Tamara Wilhite: And what else are you working on?

Fritz Freiheit: I have several more novels in different stages of development.

I recently polished my novel Doc Morrow: The Neopolymath, based on beta reader feedback. I plan on getting it to my copyeditor by Spring. Doc Morrow is another alternate history set in the year 2000, one where I re-imagine a shiny-spacesuited, bubble-helmeted, atomic-powered world popular in the post-WW2 era of the fifties. Doc Morrow and his six companions compose the “Doc Squad.” The Doc Squad pursues clues to reveal the identity and sinister goals of the mastermind behind Doc’s father’s murder. The clues take them across the Atlantic to a subterranean city, to the dam spanning the strait of Gibraltar, into orbit and beyond to the space colony New California, and finally to the Morrow’s family asteroid.

I’m currently in the early stages of writing a sequel to the first Parallel Visions novel, entitled Parallel Visions: Radium Rebels of Mars. The story is set in a sword-and-planet themed realm that draws inspiration from Edgar Rice Burroughs Barsoomian stories. The only two reoccurring characters are Vance Coreman and his AI assistant. My intent is for each of the Parallel Visions stories to have different settings with different “rules.” Each one will provide new challenges for Vance as he learns to adapt and overcome.

 

Tamara Wilhite: Is there anything you’d like to add?

Fritz Freiheit: Indeed I do. I want to mention a handful of the books and short stories that I’ve recently read and enjoyed.

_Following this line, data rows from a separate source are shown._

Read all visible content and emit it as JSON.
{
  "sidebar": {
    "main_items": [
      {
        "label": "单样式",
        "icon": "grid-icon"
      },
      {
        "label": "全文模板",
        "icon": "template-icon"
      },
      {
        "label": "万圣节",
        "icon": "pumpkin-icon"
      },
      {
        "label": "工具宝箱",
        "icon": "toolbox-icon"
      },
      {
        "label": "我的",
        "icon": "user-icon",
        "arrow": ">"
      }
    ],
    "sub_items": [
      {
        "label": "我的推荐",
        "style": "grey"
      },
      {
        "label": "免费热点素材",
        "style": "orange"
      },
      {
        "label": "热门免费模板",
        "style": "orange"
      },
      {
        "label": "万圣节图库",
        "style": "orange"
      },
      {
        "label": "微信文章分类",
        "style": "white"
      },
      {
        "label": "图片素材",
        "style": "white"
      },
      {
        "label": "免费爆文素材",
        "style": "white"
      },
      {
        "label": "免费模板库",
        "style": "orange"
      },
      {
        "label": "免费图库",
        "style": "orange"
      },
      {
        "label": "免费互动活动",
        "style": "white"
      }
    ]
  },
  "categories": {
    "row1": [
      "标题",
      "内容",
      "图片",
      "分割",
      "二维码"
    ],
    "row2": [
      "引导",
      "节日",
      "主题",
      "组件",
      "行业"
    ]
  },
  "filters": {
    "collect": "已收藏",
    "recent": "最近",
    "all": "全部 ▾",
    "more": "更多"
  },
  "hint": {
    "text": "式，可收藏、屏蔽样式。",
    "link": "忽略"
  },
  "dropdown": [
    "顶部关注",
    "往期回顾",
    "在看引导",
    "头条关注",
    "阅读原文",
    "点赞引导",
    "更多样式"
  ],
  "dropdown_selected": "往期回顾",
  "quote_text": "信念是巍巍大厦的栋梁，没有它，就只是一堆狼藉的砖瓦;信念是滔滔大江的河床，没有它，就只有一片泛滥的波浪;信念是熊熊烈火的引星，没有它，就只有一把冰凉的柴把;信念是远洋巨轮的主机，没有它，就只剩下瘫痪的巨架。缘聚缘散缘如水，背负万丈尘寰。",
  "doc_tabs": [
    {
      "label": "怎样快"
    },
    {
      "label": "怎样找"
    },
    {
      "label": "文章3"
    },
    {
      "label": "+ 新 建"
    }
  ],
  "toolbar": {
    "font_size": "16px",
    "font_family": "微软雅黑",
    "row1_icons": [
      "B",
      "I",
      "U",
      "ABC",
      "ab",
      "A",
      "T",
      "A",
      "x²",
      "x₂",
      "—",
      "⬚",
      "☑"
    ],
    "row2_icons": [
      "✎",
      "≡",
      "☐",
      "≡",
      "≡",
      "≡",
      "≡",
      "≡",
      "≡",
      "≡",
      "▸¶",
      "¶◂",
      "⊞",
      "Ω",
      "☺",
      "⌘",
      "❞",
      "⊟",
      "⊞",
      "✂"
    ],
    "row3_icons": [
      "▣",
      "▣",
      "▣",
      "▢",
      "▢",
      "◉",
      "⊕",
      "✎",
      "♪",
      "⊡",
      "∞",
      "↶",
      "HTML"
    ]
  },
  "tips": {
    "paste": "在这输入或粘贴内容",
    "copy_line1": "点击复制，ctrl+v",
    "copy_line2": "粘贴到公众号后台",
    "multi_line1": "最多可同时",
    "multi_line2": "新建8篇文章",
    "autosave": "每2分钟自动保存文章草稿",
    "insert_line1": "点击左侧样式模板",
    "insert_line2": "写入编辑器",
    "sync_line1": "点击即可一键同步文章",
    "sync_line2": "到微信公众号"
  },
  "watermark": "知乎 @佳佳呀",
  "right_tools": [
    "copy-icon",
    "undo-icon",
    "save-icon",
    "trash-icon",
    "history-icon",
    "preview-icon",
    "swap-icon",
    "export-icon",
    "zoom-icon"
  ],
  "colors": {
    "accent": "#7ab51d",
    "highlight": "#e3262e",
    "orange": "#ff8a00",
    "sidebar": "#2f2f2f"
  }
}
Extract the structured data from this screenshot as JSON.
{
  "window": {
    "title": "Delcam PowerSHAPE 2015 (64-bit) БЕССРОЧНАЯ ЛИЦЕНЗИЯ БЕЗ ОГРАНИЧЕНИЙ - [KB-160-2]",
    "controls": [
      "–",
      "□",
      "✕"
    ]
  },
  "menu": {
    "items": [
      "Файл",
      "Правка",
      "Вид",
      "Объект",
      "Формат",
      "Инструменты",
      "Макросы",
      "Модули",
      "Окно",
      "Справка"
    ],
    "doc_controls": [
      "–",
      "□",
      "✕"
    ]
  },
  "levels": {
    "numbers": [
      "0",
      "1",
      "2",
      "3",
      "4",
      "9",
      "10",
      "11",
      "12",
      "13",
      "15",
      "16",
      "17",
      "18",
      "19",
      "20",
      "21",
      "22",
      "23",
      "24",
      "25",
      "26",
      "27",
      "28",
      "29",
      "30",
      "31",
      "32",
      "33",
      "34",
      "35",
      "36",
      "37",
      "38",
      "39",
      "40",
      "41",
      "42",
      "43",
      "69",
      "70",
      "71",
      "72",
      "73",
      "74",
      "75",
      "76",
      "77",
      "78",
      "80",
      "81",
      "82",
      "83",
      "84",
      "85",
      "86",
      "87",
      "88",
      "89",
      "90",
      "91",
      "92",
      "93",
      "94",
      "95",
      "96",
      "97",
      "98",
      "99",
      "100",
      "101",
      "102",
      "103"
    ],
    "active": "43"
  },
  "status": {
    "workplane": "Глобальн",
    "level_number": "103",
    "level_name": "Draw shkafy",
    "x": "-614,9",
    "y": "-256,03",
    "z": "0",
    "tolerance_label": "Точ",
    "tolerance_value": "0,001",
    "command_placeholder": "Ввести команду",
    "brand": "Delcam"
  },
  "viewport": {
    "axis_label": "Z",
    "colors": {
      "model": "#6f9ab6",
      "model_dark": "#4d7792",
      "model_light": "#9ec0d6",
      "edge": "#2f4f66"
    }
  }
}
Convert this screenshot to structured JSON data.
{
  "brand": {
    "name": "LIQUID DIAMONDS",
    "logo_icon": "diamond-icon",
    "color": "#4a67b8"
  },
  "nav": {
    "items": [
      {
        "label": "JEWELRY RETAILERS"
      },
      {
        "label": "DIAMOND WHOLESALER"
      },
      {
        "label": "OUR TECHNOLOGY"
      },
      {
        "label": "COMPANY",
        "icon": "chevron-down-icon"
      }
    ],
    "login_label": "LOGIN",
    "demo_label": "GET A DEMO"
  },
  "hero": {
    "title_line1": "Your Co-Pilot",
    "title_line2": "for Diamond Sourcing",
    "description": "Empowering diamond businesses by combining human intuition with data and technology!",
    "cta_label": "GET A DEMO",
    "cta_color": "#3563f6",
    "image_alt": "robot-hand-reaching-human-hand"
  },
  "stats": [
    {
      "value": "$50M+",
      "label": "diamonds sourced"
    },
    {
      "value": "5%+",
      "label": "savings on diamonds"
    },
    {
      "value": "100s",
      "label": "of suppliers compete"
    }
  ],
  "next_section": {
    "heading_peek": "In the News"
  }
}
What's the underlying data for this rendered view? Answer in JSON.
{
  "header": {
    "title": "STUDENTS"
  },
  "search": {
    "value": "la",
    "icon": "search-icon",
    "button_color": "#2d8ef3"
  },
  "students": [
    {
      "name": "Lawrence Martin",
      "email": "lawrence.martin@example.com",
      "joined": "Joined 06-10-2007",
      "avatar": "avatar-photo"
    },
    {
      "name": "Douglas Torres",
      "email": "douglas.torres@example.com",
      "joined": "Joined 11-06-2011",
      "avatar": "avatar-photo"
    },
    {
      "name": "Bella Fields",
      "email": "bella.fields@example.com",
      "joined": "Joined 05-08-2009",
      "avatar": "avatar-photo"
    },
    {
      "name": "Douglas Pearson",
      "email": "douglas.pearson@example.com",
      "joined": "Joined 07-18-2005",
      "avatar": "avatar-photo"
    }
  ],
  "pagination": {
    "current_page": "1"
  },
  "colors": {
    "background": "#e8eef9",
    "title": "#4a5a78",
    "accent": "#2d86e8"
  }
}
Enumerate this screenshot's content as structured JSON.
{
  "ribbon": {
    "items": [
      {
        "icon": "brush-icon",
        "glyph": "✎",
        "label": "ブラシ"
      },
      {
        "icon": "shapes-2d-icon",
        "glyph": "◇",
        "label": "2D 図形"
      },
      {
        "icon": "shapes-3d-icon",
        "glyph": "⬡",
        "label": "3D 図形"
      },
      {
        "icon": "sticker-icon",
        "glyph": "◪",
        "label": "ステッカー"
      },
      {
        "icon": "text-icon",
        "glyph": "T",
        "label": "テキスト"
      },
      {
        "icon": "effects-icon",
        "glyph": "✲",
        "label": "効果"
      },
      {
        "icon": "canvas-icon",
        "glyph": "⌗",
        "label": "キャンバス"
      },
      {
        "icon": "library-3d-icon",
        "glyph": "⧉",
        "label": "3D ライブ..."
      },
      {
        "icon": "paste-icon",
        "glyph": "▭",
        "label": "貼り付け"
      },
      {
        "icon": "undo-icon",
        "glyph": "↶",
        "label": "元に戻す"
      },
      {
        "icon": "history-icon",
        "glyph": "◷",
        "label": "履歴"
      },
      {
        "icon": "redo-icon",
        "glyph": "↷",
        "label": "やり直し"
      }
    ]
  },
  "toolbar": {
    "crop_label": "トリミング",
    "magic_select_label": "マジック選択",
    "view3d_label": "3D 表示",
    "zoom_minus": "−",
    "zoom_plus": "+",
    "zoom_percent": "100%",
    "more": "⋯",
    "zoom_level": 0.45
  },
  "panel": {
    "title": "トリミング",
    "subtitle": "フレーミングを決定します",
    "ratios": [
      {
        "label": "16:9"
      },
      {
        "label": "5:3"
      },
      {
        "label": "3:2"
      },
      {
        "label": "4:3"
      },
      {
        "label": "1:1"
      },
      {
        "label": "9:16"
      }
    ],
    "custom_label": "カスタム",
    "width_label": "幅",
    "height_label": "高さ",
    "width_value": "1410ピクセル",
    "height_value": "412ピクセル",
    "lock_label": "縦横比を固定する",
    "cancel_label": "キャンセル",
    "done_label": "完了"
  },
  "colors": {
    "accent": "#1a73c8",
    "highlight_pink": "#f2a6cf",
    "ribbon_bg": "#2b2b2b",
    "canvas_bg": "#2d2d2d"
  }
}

  • Agency (sequel to The Peripheral) by William Gibson (merging time travel, a post-scarcity society, and near-past thriller with plenty of fun tech and gadgets)
  • “Junkyard Cats” (post-apocalyptic cyberpunky nanotech fun)
  • “The October Man” (7.5 in the Peter Grant series) by Ben Aaronovich (my favorite urban fantasy and good police procedural to boot)
  • Who Censored Roger Rabbit by Gary Wolfe (fun noir mystery set in a cool alternate history with toons, not very similar to the movie)
  • Gideon the Ninth by Tamsyn Muir (a cool noir techno-magic space fantasy with cool worldbuilding)
  • Upon the Flight of the Queen (sequel to For the Killing of Kings) by Howard Andrew Jones (epic swashbuckling fantasy)
  • The Quantum Garden (sequel to The Quantum Magician) (a sort of heist novel)
  • “Rogue Protocol” (a third novella in the Murderbot Diaries series) by Martha Wells (the Murderbot in question is a fun first-person protagonist)
  • Early Riser by Jasper Fforde (stand-alone novel by the master of alternate history with a twist)

I’d also like point to the TV series (currently on Amazon Prime) The City & The City based on the amazing novel of the same name by China Miéville.

Finally, I’d like to mention my wiki and encourage other authors to create and maintain a wiki. Wikis are great for taking notes and linking to other content on the web, which makes them an excellent mechanism for worldbuilding. Wikis are also useful for creating “documentation” about an author’s setting/world, characters, story, timelines, glossaries, maps, etc.

While I’m not much of a blogger, I regularly update my wiki, where I keep track of what I’ve been reading, watching, taking notes, and doing research. Sure it’s public, but I want to encourage interaction with friends and visitors.

 

Tamara Wilhite: Thank you for your time.

Fritz Freiheit: My pleasure! Thank you in turn for the opportunity to introspect and to reconnect with the speculative fiction fan in myself.